Extended Data Fig. 4 Sequencing coverage and identification of significantly mutated genes.

(a) Each sample’s median sequencing coverage based on WGS (n = 768) or WES (n = 1,729) is shown, including both germline and cancer (ALL) samples for each patient. Boxplot shows median (thick center line) and interquartile range (box). Whiskers are described in R boxplot documentation (a 1.5*interquartile range rule is used). The median coverage across all samples is indicated by text (for example ‘39X’). For WGS, the genome-wide coverage for each sample is indicated by each point. For WES, the median coverage in all protein-coding regions of exons (excluding 5’ and 3’ untranslated regions), as defined by the UCSC refGene.txt file, is shown. (b) Approach for identification of significantly mutated genes.

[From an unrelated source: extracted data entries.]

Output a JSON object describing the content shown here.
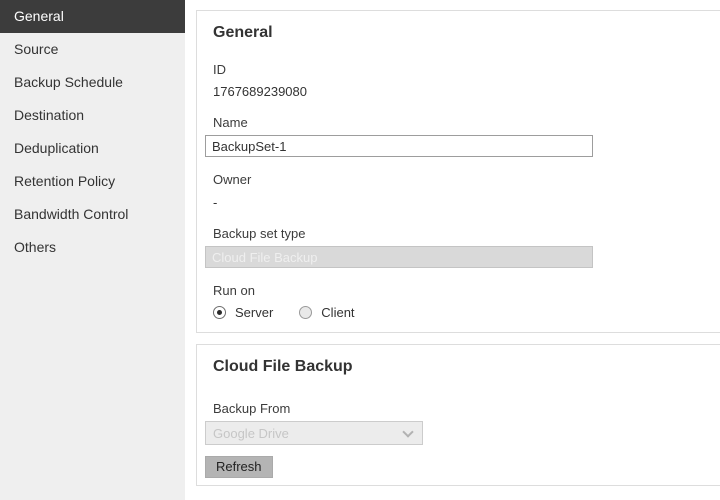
{
  "sidebar": {
    "items": [
      {
        "label": "General",
        "selected": true
      },
      {
        "label": "Source",
        "selected": false
      },
      {
        "label": "Backup Schedule",
        "selected": false
      },
      {
        "label": "Destination",
        "selected": false
      },
      {
        "label": "Deduplication",
        "selected": false
      },
      {
        "label": "Retention Policy",
        "selected": false
      },
      {
        "label": "Bandwidth Control",
        "selected": false
      },
      {
        "label": "Others",
        "selected": false
      }
    ]
  },
  "general_panel": {
    "title": "General",
    "id": {
      "label": "ID",
      "value": "1767689239080"
    },
    "name": {
      "label": "Name",
      "value": "BackupSet-1"
    },
    "owner": {
      "label": "Owner",
      "value": "-"
    },
    "type": {
      "label": "Backup set type",
      "value": "Cloud File Backup",
      "disabled": true
    },
    "run_on": {
      "label": "Run on",
      "options": [
        {
          "label": "Server",
          "selected": true
        },
        {
          "label": "Client",
          "selected": false
        }
      ]
    }
  },
  "cloud_panel": {
    "title": "Cloud File Backup",
    "backup_from": {
      "label": "Backup From",
      "value": "Google Drive",
      "disabled": true
    },
    "refresh_label": "Refresh"
  },
  "colors": {
    "sidebar_bg": "#efefef",
    "sidebar_selected_bg": "#3c3c3c",
    "sidebar_selected_text": "#ffffff",
    "panel_border": "#dddddd",
    "disabled_field_bg": "#d9d9d9",
    "disabled_field_text": "#efefef",
    "button_bg": "#b4b4b4",
    "text": "#333333"
  }
}
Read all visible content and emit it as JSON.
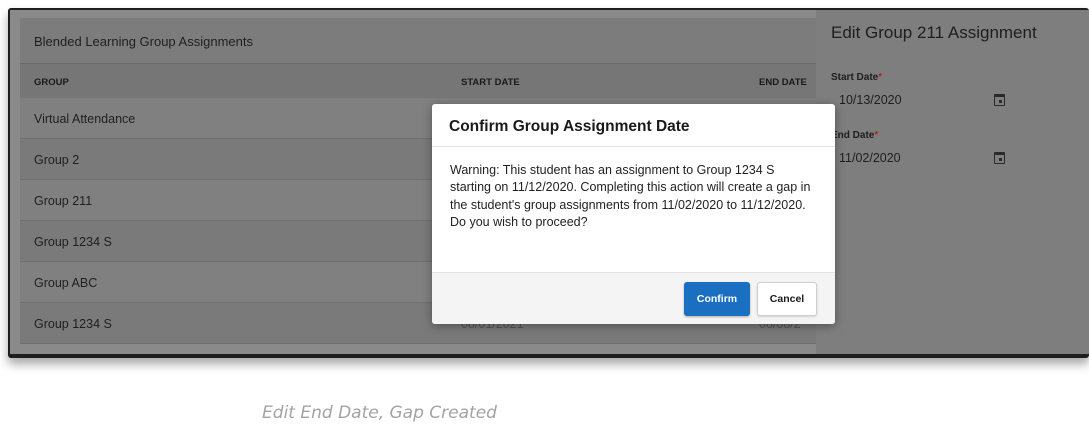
{
  "table": {
    "title": "Blended Learning Group Assignments",
    "columns": {
      "group": "GROUP",
      "start_date": "START DATE",
      "end_date": "END DATE"
    },
    "rows": [
      {
        "group": "Virtual Attendance",
        "start_date": "",
        "end_date": ""
      },
      {
        "group": "Group 2",
        "start_date": "",
        "end_date": ""
      },
      {
        "group": "Group 211",
        "start_date": "",
        "end_date": ""
      },
      {
        "group": "Group 1234 S",
        "start_date": "",
        "end_date": ""
      },
      {
        "group": "Group ABC",
        "start_date": "",
        "end_date": ""
      },
      {
        "group": "Group 1234 S",
        "start_date": "08/01/2021",
        "end_date": "08/08/2"
      }
    ]
  },
  "edit_panel": {
    "title": "Edit Group 211 Assignment",
    "start_label": "Start Date",
    "start_value": "10/13/2020",
    "end_label": "End Date",
    "end_value": "11/02/2020",
    "required_mark": "*"
  },
  "modal": {
    "title": "Confirm Group Assignment Date",
    "message": "Warning: This student has an assignment to Group 1234 S starting on 11/12/2020. Completing this action will create a gap in the student's group assignments from 11/02/2020 to 11/12/2020. Do you wish to proceed?",
    "confirm_label": "Confirm",
    "cancel_label": "Cancel"
  },
  "caption": "Edit End Date, Gap Created",
  "colors": {
    "confirm_button": "#1a6fc0",
    "required": "#b3261e",
    "overlay": "#8a8a8a"
  },
  "icons": [
    "calendar-icon"
  ]
}
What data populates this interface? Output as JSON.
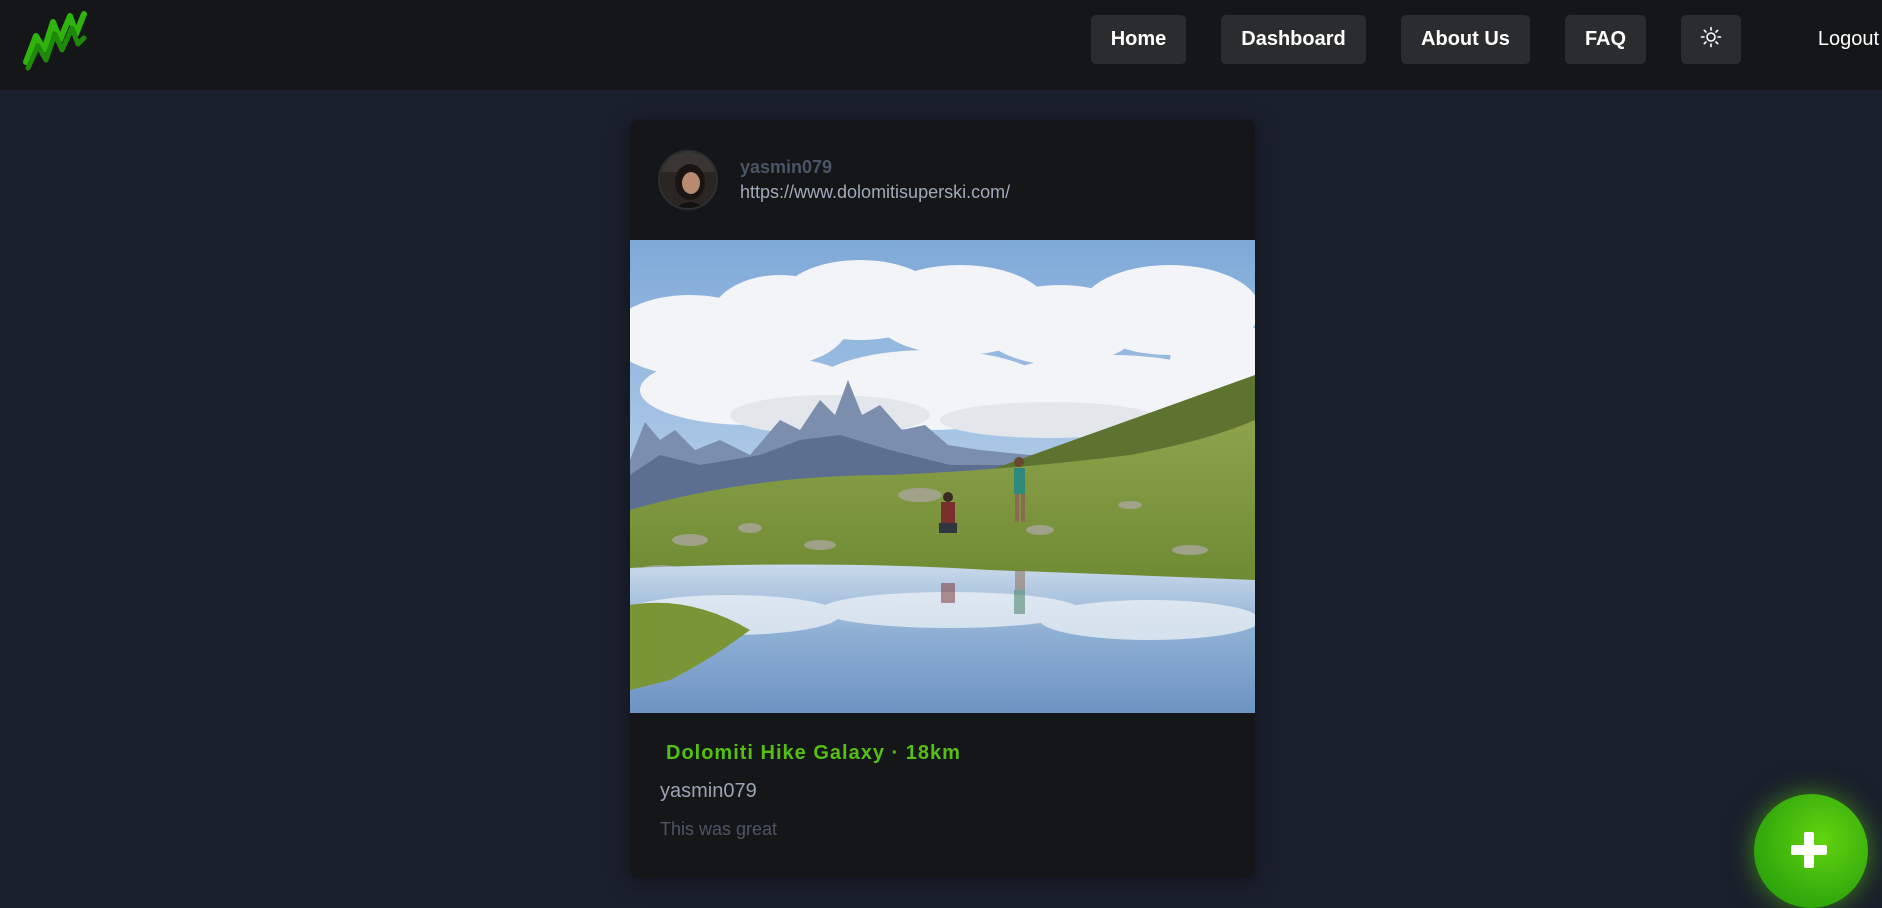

The sequencing platform is shown on top, followed by the variant types detected by each platform below, and the third layer shows the tools used to identify significantly altered genes, with arrows indicating the variant types used as input to these tools. Intragenic SV outliers were identified initially by frequent SVs within the gene, and were corroborated manually with copy number analysis (dotted gray line) as the SVs were usually at the boundaries of focal deletions. All significantly mutated genes’ focal deletion and SNV/indel mutation site localization were manually inspected and those considered unlikely drivers were excluded. When combining the significantly mutated genes thus identified with the list of known drivers in ALL, a list of 376 driver or putative driver genes was identified.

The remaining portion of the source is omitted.